Un écrire un texte avec au moins 5 mots commençant par T.

 

Ou un texte humoristique

J'ai choisi de corser la difficulté en mélanger les 4 choix :

 

RENCONTRE CABOTINE

 

   C’est un matin ordinaire d’un mois de mars ordinaire. Du moins est-ce ce que je crois ce jour-là,. Je suis toute heureuse de voir les rayons du soleil inonder la maison, à travers les vitres des fenêtres closes. Ce beau temps me met en joie. Il faut dire qu’il fait gris depuis un temps interminable, alors cette embellie est vraiment bienvenue. Je décide de sortir pour en profiter, et, pourquoi pas, pour faire d’une pierre deux coups, de me rendre au marché en vue de satisfaire un petit caprice. J’ai repéré une recette qui m’a l’air tout à fait sympathique dans la revue très connue (enfin, peut-être pas par vous, mais c’est pour les besoins du défi, n’est-ce pas) : « Tour d’horizon ». Je suis sûre que le mets en question est un délice. Pour le réaliser, il va me falloir des Topinambours, du Thym et du romarin, et des Trompettes de la mort, qui, comme leur nom ne l’indique pas ne sont pas des champignons vénéneux. Ils sont donc comestibles, de surcroît peu caloriques – ce qui m’arrange bien – excellentes pour le transit, bourrées de fibres, de protéines et de vitamines. Comme notre corps a aussi besoin de lipides, je cuisinerai le tout avec de l’huile de tournesol.

 

   Vous voulez la vérité totalement vraie de vraie ? En réalité, ce jour-là je me suis rendue au marché pour acheter des fruits et légumes dont les noms, hélas ne commencent pas par T : poireaux, navets, carottes, pommes…  J’aurais pu les nommer toireaux, tavets, tarottes et tommes pour faire une toupe et une tarte, pour les besoins du challenge, en faisant parler la voix ténue et zozotante d’un très jeune enfant, par exemple, mais je me suis dit que ça paraîtrait peut-être un peu gros… Et puis les tomates, ce n’était pas de saison, alors…

 

   Bref, me voilà partie avec une nouvelle idée tarabiscotée en tête, en ce mardi très ensoleillé, bien que frisquet. J’enfile ma grosse doudoune gris-taupe, mon bonnet et mes gants dans les mêmes tons, et je me mets en route. Je vais passer par la rue des Prés, puis avant d’arriver à la grand-route, je bifurquerai sur la gauche pour prendre un sentier à travers champs, lequel me mènera tout droit à la place du village.

 

  Je me trouve à présent sur le sentier en question, un raccourci bienvenu, ma foi, et fort agréable. Je me sens détendue, sereine, heureuse de marcher tranquillement au milieu de cette belle nature au feuillage naissant. Je prends bien le temps de respirer à pleins poumons les senteurs subtilement fleuries d’un printemps légèrement en avance ; de traquer du regard les troglodytes tapis dans les haies ; de me laisser bercer par les troublantes roucoulades des tourterelles ; de m’émerveiller du tango des papillons qui tournent en couples autour de moi comme s’ils étaient tout heureux de m’accompagner, semblant complices de ma joie de vivre.

 

   J’ai peut-être parcouru une cinquantaine de mètres sur ce long chemin piétonnier, lorsque je vois venir vers moi un couple de bipèdes du genre humain, cette fois. Ils sont accompagnés de deux chiens qu’ils ont détachés pour les laisser courir dans le champ qui se trouve à ma droite et qui longe la route principale. Du vague autant que trouble aperçu que j’en ai, le premier est un Labrador. Les deux chiens sont encore trop loin de moi pour que je puisse définir la race du second.
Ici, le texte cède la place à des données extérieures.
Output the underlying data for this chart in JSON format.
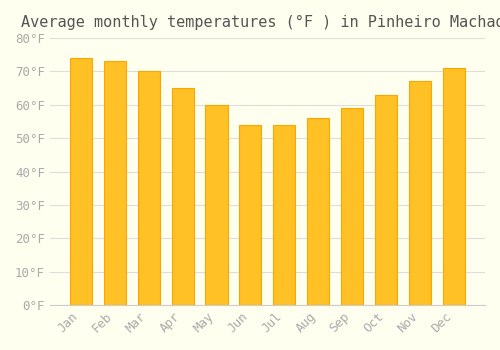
{
  "title": "Average monthly temperatures (°F ) in Pinheiro Machado",
  "months": [
    "Jan",
    "Feb",
    "Mar",
    "Apr",
    "May",
    "Jun",
    "Jul",
    "Aug",
    "Sep",
    "Oct",
    "Nov",
    "Dec"
  ],
  "values": [
    74,
    73,
    70,
    65,
    60,
    54,
    54,
    56,
    59,
    63,
    67,
    71
  ],
  "bar_color_main": "#FFC125",
  "bar_color_edge": "#FFA500",
  "ylim": [
    0,
    80
  ],
  "yticks": [
    0,
    10,
    20,
    30,
    40,
    50,
    60,
    70,
    80
  ],
  "ytick_labels": [
    "0°F",
    "10°F",
    "20°F",
    "30°F",
    "40°F",
    "50°F",
    "60°F",
    "70°F",
    "80°F"
  ],
  "background_color": "#FFFFF0",
  "grid_color": "#DDDDDD",
  "title_fontsize": 11,
  "tick_fontsize": 9,
  "title_font": "monospace"
}
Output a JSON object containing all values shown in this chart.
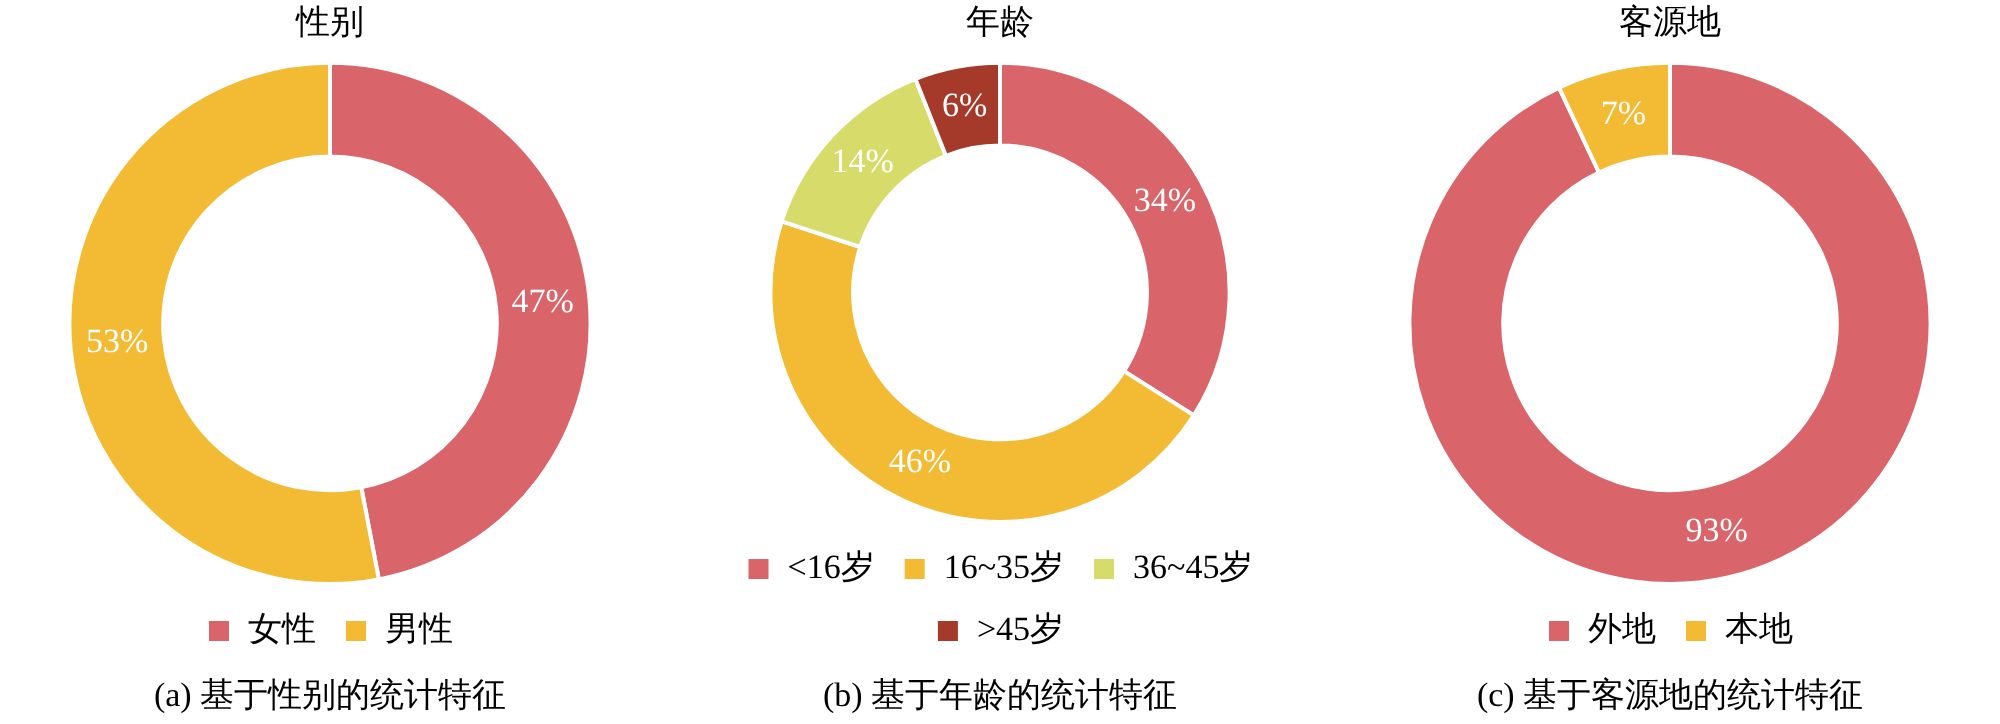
{
  "chart_data": [
    {
      "type": "donut",
      "title": "性别",
      "categories": [
        "女性",
        "男性"
      ],
      "values": [
        47,
        53
      ],
      "colors": [
        "#d9646a",
        "#f2bb33"
      ],
      "value_labels": [
        "47%",
        "53%"
      ],
      "legend": "bottom",
      "annotations": [
        "(a) 基于性别的统计特征"
      ]
    },
    {
      "type": "donut",
      "title": "年龄",
      "categories": [
        "<16岁",
        "16~35岁",
        "36~45岁",
        ">45岁"
      ],
      "values": [
        34,
        46,
        14,
        6
      ],
      "colors": [
        "#d9646a",
        "#f2bb33",
        "#d7db6a",
        "#a63a2a"
      ],
      "value_labels": [
        "34%",
        "46%",
        "14%",
        "6%"
      ],
      "legend": "bottom",
      "annotations": [
        "(b) 基于年龄的统计特征"
      ]
    },
    {
      "type": "donut",
      "title": "客源地",
      "categories": [
        "外地",
        "本地"
      ],
      "values": [
        93,
        7
      ],
      "colors": [
        "#d9646a",
        "#f2bb33"
      ],
      "value_labels": [
        "93%",
        "7%"
      ],
      "legend": "bottom",
      "annotations": [
        "(c) 基于客源地的统计特征"
      ]
    }
  ]
}
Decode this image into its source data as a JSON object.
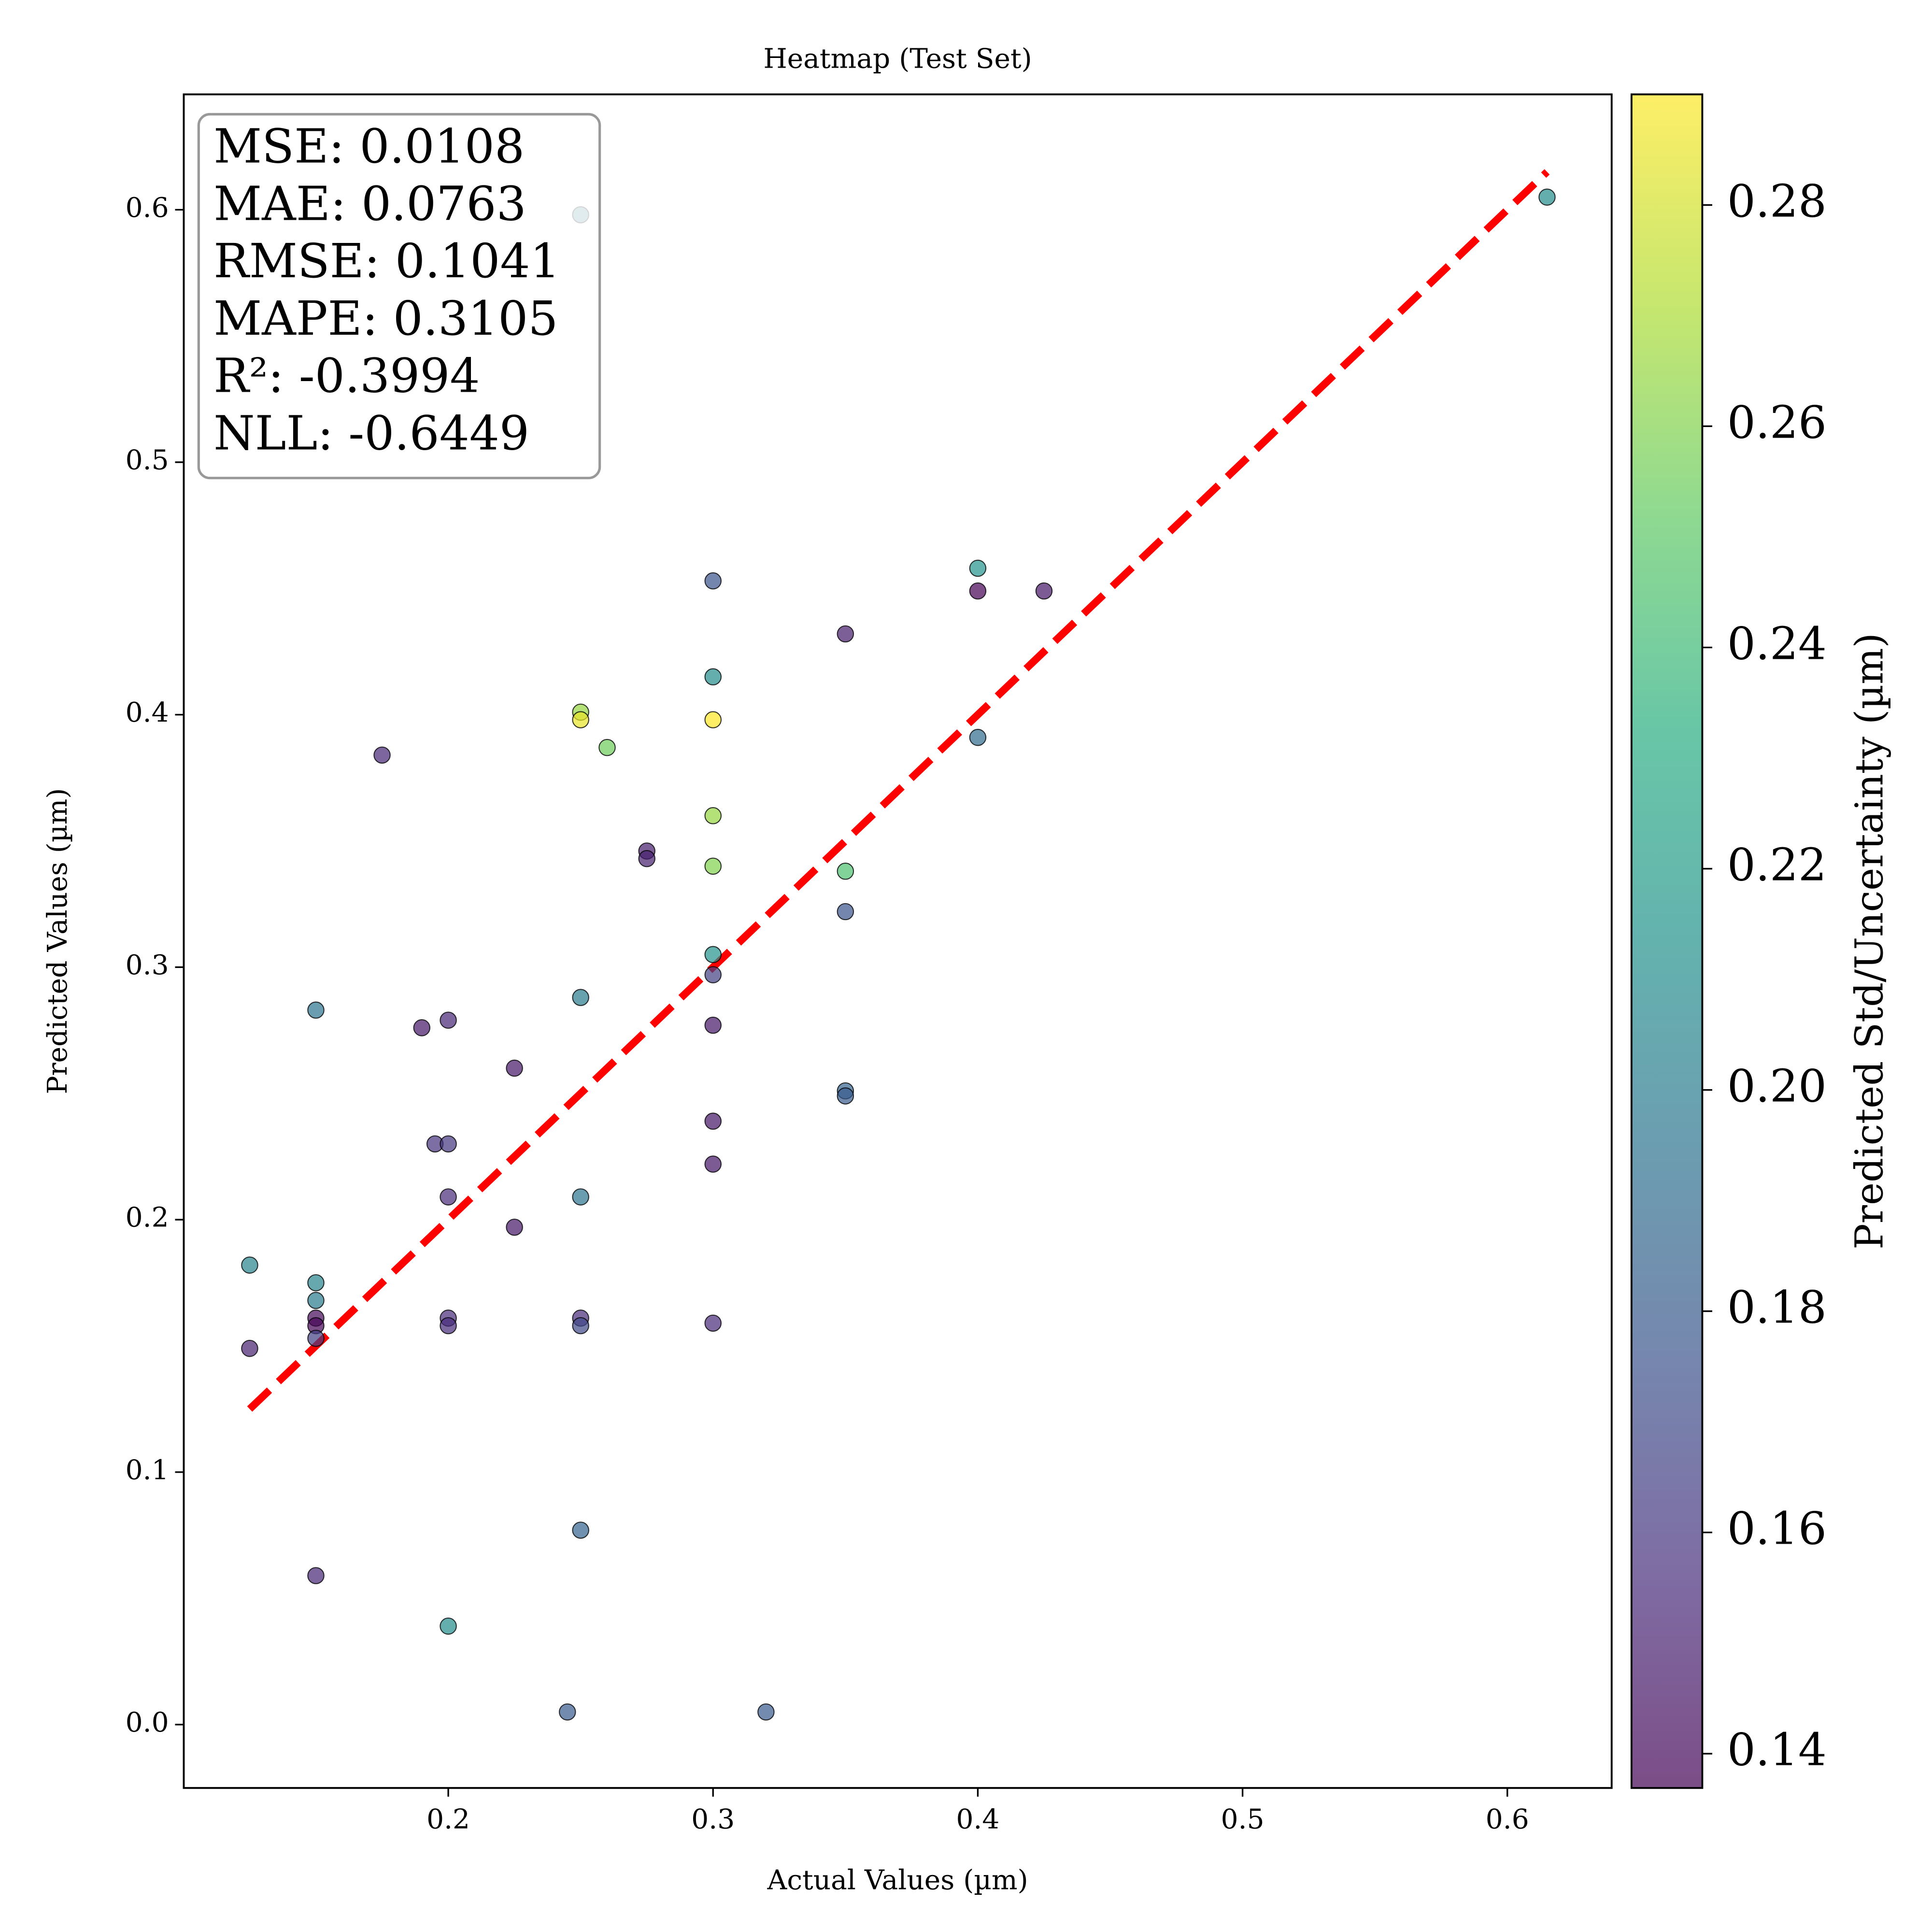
{
  "chart_data": {
    "type": "scatter",
    "title": "Heatmap (Test Set)",
    "x_label": "Actual Values (µm)",
    "y_label": "Predicted Values (µm)",
    "xlim": [
      0.1001,
      0.6394
    ],
    "ylim": [
      -0.0251,
      0.6457
    ],
    "xticks": [
      0.2,
      0.3,
      0.4,
      0.5,
      0.6
    ],
    "yticks": [
      {
        "value": 0,
        "label": "0.0"
      },
      0.1,
      0.2,
      0.3,
      0.4,
      0.5,
      0.6
    ],
    "colormap": "viridis",
    "colorbar": {
      "label": "Predicted Std/Uncertainty (µm)",
      "lim": [
        0.1369,
        0.29
      ],
      "ticks": [
        0.14,
        0.16,
        0.18,
        {
          "value": 0.2,
          "label": "0.20"
        },
        0.22,
        0.24,
        0.26,
        0.28
      ]
    },
    "reference_line": {
      "x": [
        0.125,
        0.615
      ],
      "y": [
        0.125,
        0.615
      ],
      "color": "#ff0000"
    },
    "annotations": [
      "MSE: 0.0108",
      "MAE: 0.0763",
      "RMSE: 0.1041",
      "MAPE: 0.3105",
      "R²: -0.3994",
      "NLL: -0.6449"
    ],
    "x": [
      0.25,
      0.615,
      0.3,
      0.4,
      0.4,
      0.425,
      0.35,
      0.3,
      0.25,
      0.25,
      0.3,
      0.26,
      0.175,
      0.4,
      0.3,
      0.3,
      0.275,
      0.275,
      0.35,
      0.35,
      0.3,
      0.3,
      0.25,
      0.15,
      0.19,
      0.2,
      0.3,
      0.225,
      0.35,
      0.35,
      0.3,
      0.195,
      0.2,
      0.3,
      0.2,
      0.25,
      0.225,
      0.125,
      0.15,
      0.15,
      0.15,
      0.15,
      0.15,
      0.2,
      0.2,
      0.25,
      0.25,
      0.3,
      0.125,
      0.25,
      0.15,
      0.2,
      0.245,
      0.32
    ],
    "y": [
      0.598,
      0.605,
      0.453,
      0.458,
      0.449,
      0.449,
      0.432,
      0.415,
      0.401,
      0.398,
      0.398,
      0.387,
      0.384,
      0.391,
      0.36,
      0.34,
      0.346,
      0.343,
      0.338,
      0.322,
      0.305,
      0.297,
      0.288,
      0.283,
      0.276,
      0.279,
      0.277,
      0.26,
      0.251,
      0.249,
      0.239,
      0.23,
      0.23,
      0.222,
      0.209,
      0.209,
      0.197,
      0.182,
      0.175,
      0.168,
      0.161,
      0.158,
      0.153,
      0.161,
      0.158,
      0.161,
      0.158,
      0.159,
      0.149,
      0.077,
      0.059,
      0.039,
      0.005,
      0.005
    ],
    "colors": [
      0.2,
      0.21,
      0.175,
      0.215,
      0.137,
      0.145,
      0.148,
      0.21,
      0.265,
      0.285,
      0.29,
      0.255,
      0.152,
      0.19,
      0.265,
      0.26,
      0.148,
      0.15,
      0.245,
      0.175,
      0.215,
      0.165,
      0.2,
      0.195,
      0.145,
      0.152,
      0.145,
      0.145,
      0.185,
      0.18,
      0.145,
      0.158,
      0.16,
      0.145,
      0.155,
      0.195,
      0.145,
      0.205,
      0.205,
      0.2,
      0.14,
      0.138,
      0.165,
      0.155,
      0.155,
      0.155,
      0.17,
      0.155,
      0.15,
      0.185,
      0.152,
      0.21,
      0.18,
      0.18
    ]
  }
}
   Je ne vais pas tarder à le savoir, je vais très bientôt le voir de près. De Très Très près, même. Les deux chiens batifolent joyeusement, tantôt en tournant autour de leurs maîtres, tantôt dans le champ. Soudain, l’un des deux se détache très nettement de l’autre et de ses maîtres. Il arrive droit sur moi en courant à toute vitesse. Je n’ai pas peur des chiens, et j’aime beaucoup les animaux en général. Petite rectification tout de même : je « n’avais » pas peur des chiens.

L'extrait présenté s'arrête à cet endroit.